Da allora, il gigante della vendita al dettaglio online ha impegnato $ 50 milioni per supportare i programmi di scienza, tecnologia, ingegneria e matematica (STEM) per le comunità sottorappresentate, ma solo il 27% dei suoi manager in tutto il mondo sono ancora donne.

Le donne hanno meno probabilità di accedere ai finanziamenti

Le donne nel campo della scienza e della tecnologia hanno meno probabilità degli uomini di accedere ai finanziamenti.

Ricevono solo start-up guidate da donne 2,3% del capitale investito nel 2020, secondo un rapporto di Harvard Business Review, citando i dati di Crunchbase.

Un grafico che mostra la percentuale di capitale di investimento che guadagnano le donne

La quota di capitale di rischio concesso alle startup fondate da donne è sempre bassa.

Foto: Harvard Business Review/Crunchbase

Ha anche scoperto che le donne nel mondo accademico ricevono meno sovvenzioni nonostante siano due volte più produttive.

E sebbene le donne rappresentino 4 accademici su 10 a livello globale, spesso si trovano di fronte a un soffitto di vetro impenetrabile, afferma l’UNESCO.

Nel 2015, in 69 accademie nazionali delle scienze, le donne rappresentavano il 10% o meno dei membri in 30 paesi.

Erano anche significativamente meglio rappresentati nelle scienze sociali, umanistiche e artistiche (16%), nelle scienze biologiche (15%) e nelle scienze mediche e sanitarie (14%), rispetto alle scienze matematiche (6%) e all’ingegneria (5%). . .

Anche le donne nel campo della scienza e dell’ingegneria sono state colpite in modo sproporzionato dal virus COVID-19, con le scienziate che lo segnalano Almeno il 5% di riduzione del tempo di ricerca rispetto alle loro controparti maschili.

Le donne non dovrebbero essere lasciate al lavoro per il futuro

In un futuro guidato dal digitale, i progressi nelle tecnologie come l’intelligenza artificiale offuscheranno i confini tra maschi e femmine che sono alla base del divario di genere, afferma l’UNESCO.

Aggiunge che il COVID-19 ha provocato cambiamenti nell’equilibrio tra lavoro e vita privata e questi cambiamenti devono essere tradotti in politiche per garantire che le donne non trascorrano tempo sproporzionato come badanti, insegnanti e casalinghe non retribuite.

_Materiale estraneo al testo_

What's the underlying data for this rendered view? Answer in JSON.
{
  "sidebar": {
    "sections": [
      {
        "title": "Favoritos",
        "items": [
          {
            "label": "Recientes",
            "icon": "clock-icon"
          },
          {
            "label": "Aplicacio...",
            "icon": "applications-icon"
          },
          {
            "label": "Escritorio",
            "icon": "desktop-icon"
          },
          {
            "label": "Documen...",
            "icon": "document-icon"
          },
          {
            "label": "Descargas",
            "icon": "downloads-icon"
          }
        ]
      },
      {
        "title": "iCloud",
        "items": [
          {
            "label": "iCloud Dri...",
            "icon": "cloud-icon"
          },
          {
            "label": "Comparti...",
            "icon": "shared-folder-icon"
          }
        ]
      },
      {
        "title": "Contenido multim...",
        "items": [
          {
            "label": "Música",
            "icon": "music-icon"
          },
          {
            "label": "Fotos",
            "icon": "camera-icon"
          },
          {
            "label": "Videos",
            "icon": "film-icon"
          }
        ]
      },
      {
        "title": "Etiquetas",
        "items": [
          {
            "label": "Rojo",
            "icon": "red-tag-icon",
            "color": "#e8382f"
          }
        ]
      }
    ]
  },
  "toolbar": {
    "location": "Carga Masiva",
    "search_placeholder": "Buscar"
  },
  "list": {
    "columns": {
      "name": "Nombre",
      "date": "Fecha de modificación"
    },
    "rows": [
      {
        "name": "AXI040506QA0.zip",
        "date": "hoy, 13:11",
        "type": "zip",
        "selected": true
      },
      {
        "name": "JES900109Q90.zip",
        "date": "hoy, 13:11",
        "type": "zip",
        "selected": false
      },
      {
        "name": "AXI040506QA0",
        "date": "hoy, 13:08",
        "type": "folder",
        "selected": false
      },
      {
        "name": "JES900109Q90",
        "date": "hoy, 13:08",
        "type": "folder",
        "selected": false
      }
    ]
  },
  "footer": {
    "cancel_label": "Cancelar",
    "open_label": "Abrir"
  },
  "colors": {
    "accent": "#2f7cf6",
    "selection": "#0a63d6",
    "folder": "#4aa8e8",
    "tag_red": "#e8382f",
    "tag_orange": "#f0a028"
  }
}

Le donne dovrebbero avere pari accesso all’istruzione e alle informazioni che consentiranno loro di competere alla pari con gli uomini per i lavori del futuro, afferma l’UNESCO.

Il divario globale di genere si è ampliato per una generazione

I risultati dell’UNESCO rispecchiano i risultati del Global Gender Gap Report 2021 del World Economic Forum, che ha rilevato che il tempo necessario per colmare il divario di genere in tutto il mondo è aumentato di una generazione da 99,5 a 135,6 anni.

L’UNESCO afferma che la parità di genere è stata raggiunta solo in due degli otto gruppi “Lavori di domani” monitorati: persone, cultura e produzione di contenuti.

Divari di genere nei lavori emergenti

Le donne soffrono di un divario di genere in una serie di occupazioni STEM.

Foto: Global Gender Gap Report 2021

È più probabile che esistano divari di genere in settori che richiedono competenze tecniche dirompenti come il cloud computing (dove le donne costituiscono il 14% della forza lavoro); Aggiunge che ingegneria (20%) e dati e intelligenza artificiale (32%).